Quote:
Originally Posted by
thames
However what are the situations in which the array wouldn't be sorted?
Programming errors?
Verifying the functions work is a simple form of unit testing. When I fiddle with sort functions, I write a test harness: a main() that generates test cases, sorts them, usually also timing the execution, and verifies that the data is in sorted order.
I usually start with a test sorter, something like
Code:
static int compare_foo(const void *const ptr1, const void *const ptr2)
{
const foo val1 = *(const foo *)ptr1;
const foo val2 = *(const foo *)ptr2;
if (val1 < val2)
return -1;
else
if (val1 > val2)
return +1;
else
return 0;
}
void sort_foo(foo *const data, const size_t size)
{
qsort(data, size, sizeof (foo), compare_foo);
}
which I use to make sure the test harness works correctly, foo being the numeric data type I'm interested in at that point. (Just omit the qsort call to simulate a failing sort.)
That way you don't waste time looking for bugs all over your code, but can concentrate on doing each one thing well, and then immediately test.
Quote:
Originally Posted by
thames
is selection sort too slow for small arrays? and bubble sort ?
No, they are not.
It is true that insertion sort is more efficient than selection sort, and selection sort is faster than bubble sort. The links are to Wikipedia articles, with pseudocode example implementations.
Bubble sort has the very nice feature that it only swaps adjacent entries. It also does no extra work if the array is already sorted.
Selection sort is easy to program correctly, and uses at most as many swaps as there are elements in the array. It does do a large number of comparisons, however.
Insertion sort does fewer comparisons, and instead of swaps, moves parts of the array to be able to insert the value in the correct position.
In other words, the sort algorithms have different features. I personally think that alone makes them all worth learning, because it shows how you can use different approaches to crack a nut.
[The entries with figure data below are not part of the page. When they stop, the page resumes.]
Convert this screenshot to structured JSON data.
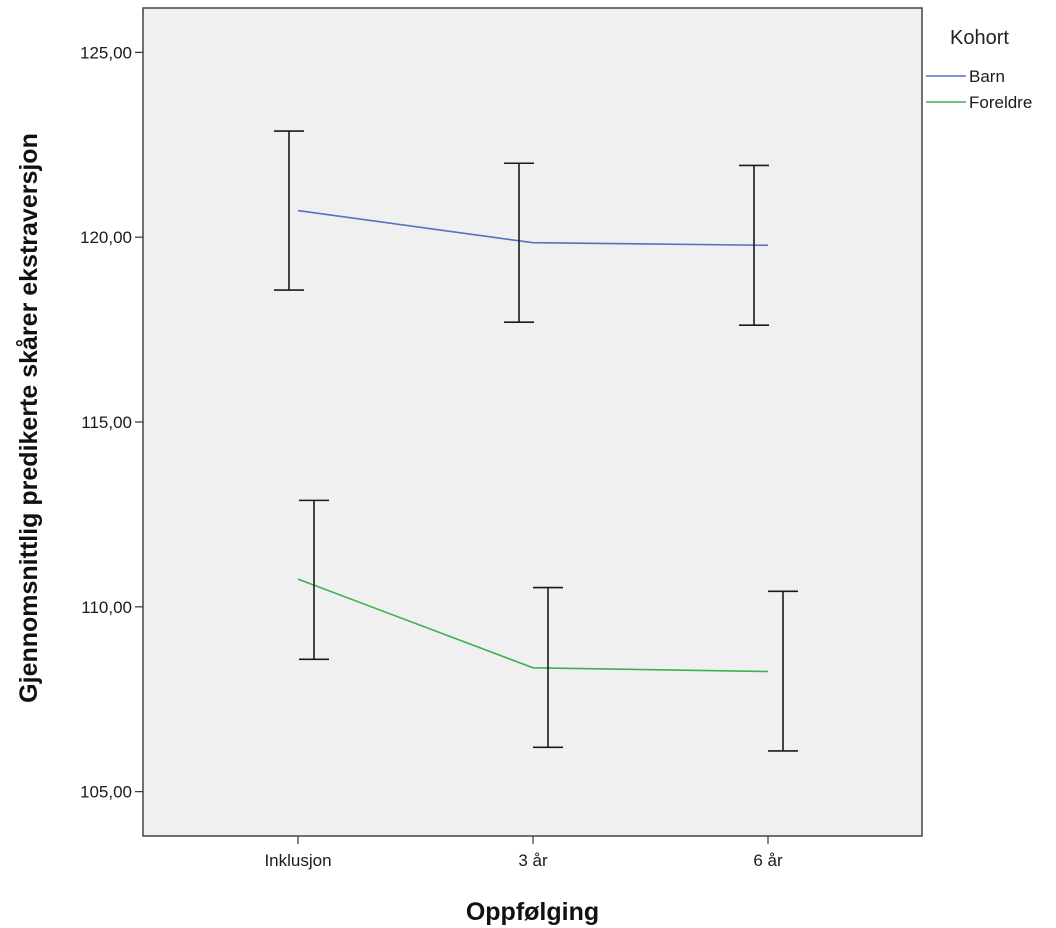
{
  "chart_data": {
    "type": "line",
    "title": "",
    "xlabel": "Oppfølging",
    "ylabel": "Gjennomsnittlig predikerte skårer ekstraversjon",
    "categories": [
      "Inklusjon",
      "3 år",
      "6 år"
    ],
    "ylim": [
      103.8,
      126.2
    ],
    "yticks": [
      105,
      110,
      115,
      120,
      125
    ],
    "ytick_labels": [
      "105,00",
      "110,00",
      "115,00",
      "120,00",
      "125,00"
    ],
    "grid": false,
    "legend": {
      "title": "Kohort",
      "position": "right"
    },
    "series": [
      {
        "name": "Barn",
        "color": "#5a6fc0",
        "values": [
          120.72,
          119.85,
          119.78
        ],
        "error_low": [
          118.57,
          117.7,
          117.62
        ],
        "error_high": [
          122.87,
          122.0,
          121.94
        ]
      },
      {
        "name": "Foreldre",
        "color": "#3fb04f",
        "values": [
          110.75,
          108.35,
          108.25
        ],
        "error_low": [
          108.58,
          106.2,
          106.1
        ],
        "error_high": [
          112.88,
          110.52,
          110.42
        ]
      }
    ],
    "plot_background": "#f0f0f0",
    "error_bar_color": "#1a1a1a"
  }
}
That there is not just one vendor-provided nutcracker you need to use for everything, but have an entire toolbox to choose from:
Pick your tools wisely, with consideration; not with haste and conviction.
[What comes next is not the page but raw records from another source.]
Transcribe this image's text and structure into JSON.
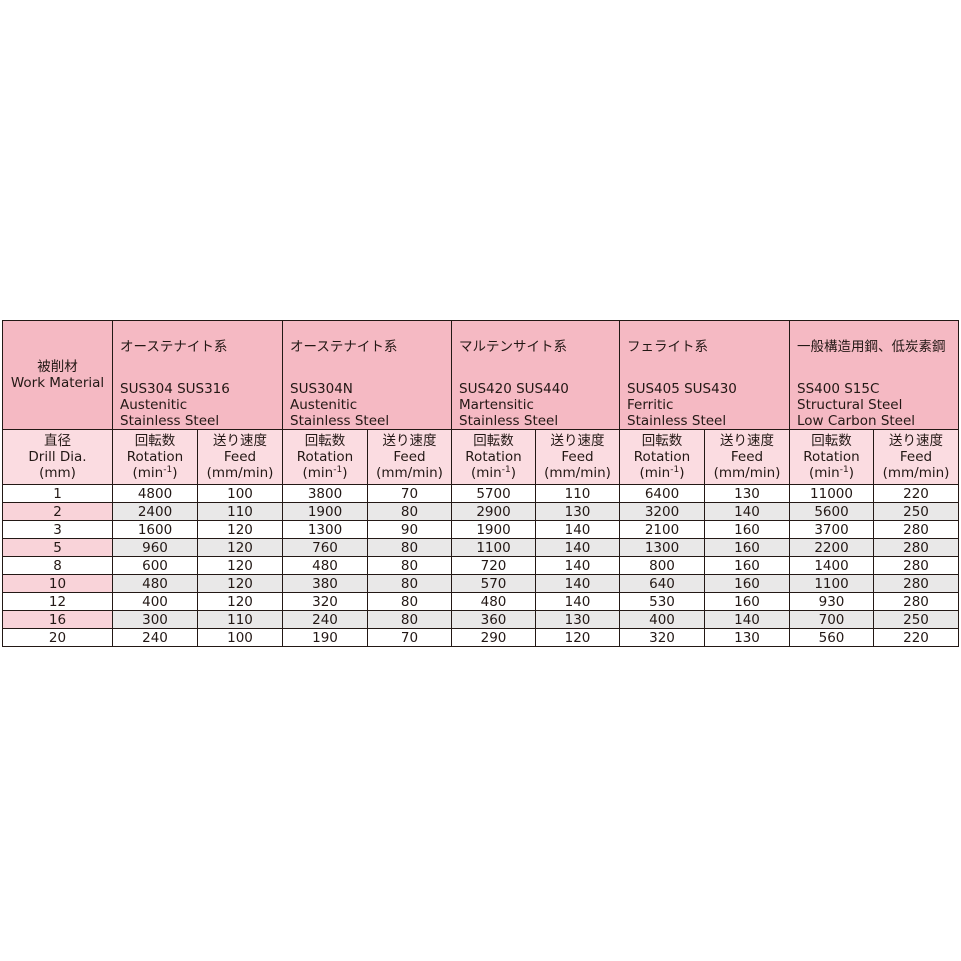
{
  "header": {
    "work_material_jp": "被削材",
    "work_material_en": "Work Material",
    "materials": [
      {
        "jp": "オーステナイト系",
        "code": "SUS304 SUS316",
        "line1": "Austenitic",
        "line2": "Stainless Steel"
      },
      {
        "jp": "オーステナイト系",
        "code": "SUS304N",
        "line1": "Austenitic",
        "line2": "Stainless Steel"
      },
      {
        "jp": "マルテンサイト系",
        "code": "SUS420 SUS440",
        "line1": "Martensitic",
        "line2": "Stainless Steel"
      },
      {
        "jp": "フェライト系",
        "code": "SUS405 SUS430",
        "line1": "Ferritic",
        "line2": "Stainless Steel"
      },
      {
        "jp": "一般構造用鋼、低炭素鋼",
        "code": "SS400 S15C",
        "line1": "Structural Steel",
        "line2": "Low Carbon Steel"
      }
    ]
  },
  "subheader": {
    "dia_jp": "直径",
    "dia_en": "Drill Dia.",
    "dia_unit": "(mm)",
    "rot_jp": "回転数",
    "rot_en": "Rotation",
    "rot_unit": "(min",
    "rot_exp": "-1",
    "rot_close": ")",
    "feed_jp": "送り速度",
    "feed_en": "Feed",
    "feed_unit": "(mm/min)"
  },
  "rows": [
    {
      "dia": "1",
      "values": [
        "4800",
        "100",
        "3800",
        "70",
        "5700",
        "110",
        "6400",
        "130",
        "11000",
        "220"
      ]
    },
    {
      "dia": "2",
      "values": [
        "2400",
        "110",
        "1900",
        "80",
        "2900",
        "130",
        "3200",
        "140",
        "5600",
        "250"
      ]
    },
    {
      "dia": "3",
      "values": [
        "1600",
        "120",
        "1300",
        "90",
        "1900",
        "140",
        "2100",
        "160",
        "3700",
        "280"
      ]
    },
    {
      "dia": "5",
      "values": [
        "960",
        "120",
        "760",
        "80",
        "1100",
        "140",
        "1300",
        "160",
        "2200",
        "280"
      ]
    },
    {
      "dia": "8",
      "values": [
        "600",
        "120",
        "480",
        "80",
        "720",
        "140",
        "800",
        "160",
        "1400",
        "280"
      ]
    },
    {
      "dia": "10",
      "values": [
        "480",
        "120",
        "380",
        "80",
        "570",
        "140",
        "640",
        "160",
        "1100",
        "280"
      ]
    },
    {
      "dia": "12",
      "values": [
        "400",
        "120",
        "320",
        "80",
        "480",
        "140",
        "530",
        "160",
        "930",
        "280"
      ]
    },
    {
      "dia": "16",
      "values": [
        "300",
        "110",
        "240",
        "80",
        "360",
        "130",
        "400",
        "140",
        "700",
        "250"
      ]
    },
    {
      "dia": "20",
      "values": [
        "240",
        "100",
        "190",
        "70",
        "290",
        "120",
        "320",
        "130",
        "560",
        "220"
      ]
    }
  ],
  "colors": {
    "header": "#f5b9c3",
    "subheader": "#fbdce1",
    "alt_row": "#e9e8e8",
    "alt_dia": "#f9d3d9"
  }
}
For the optimized quicksort case, where a faster-for-smaller-arrays sort function is called when the part to sort is small, insertion sort does beat selection and bubble sort. Because quicksort is designed for large arrays, a single quicksort() invocation will involve a lot of those calls. So, picking one that is efficient means a more efficient quicksort() overall.
Examples:
If you have a small array of relatively large structures, both bubble sort and insertion sort would mean you'd need to swap or move the data in those structures a lot. The amount of memory copied might be the bottleneck here. And you might have other restrictions why you don't want to modify the data structure or organization. With selection sort, you know you need very few (at most the number of elements in the array). So, you could use selection sort for that case.
If you have a small array of data you know is almost surely sorted, you could choose between insertion sort and bubble sort. Bubble sort uses swaps, whereas insertion sort uses insertion/memory moves. Bubble sort is slower, but since the array is small, the execution times you're comparing are "very short" and "even shorter": usually lost in the noise.
Of course, a good programmer will eventually want their solution to be robust, and avoid making unconfirmed assumptions. So, instead of assuming there are just a few elements of data, you'll eventually use a sort function that checks, and uses the appropriate algorithm for data. Even then, the most important thing, in my opinion, is to document the logic, the intentions you have as a programmer, in the source code, in descriptive comments: not what the code does, but why.
That way, when the purpose of the code changes, you or the future developer can check the code, see the assumptions made and their limitations, and adjust the code accordingly. Even things like cache architecture developments may change the balance of which algorithm turns out most efficient in practice, so knowing and documenting those reasons, is very useful in long term.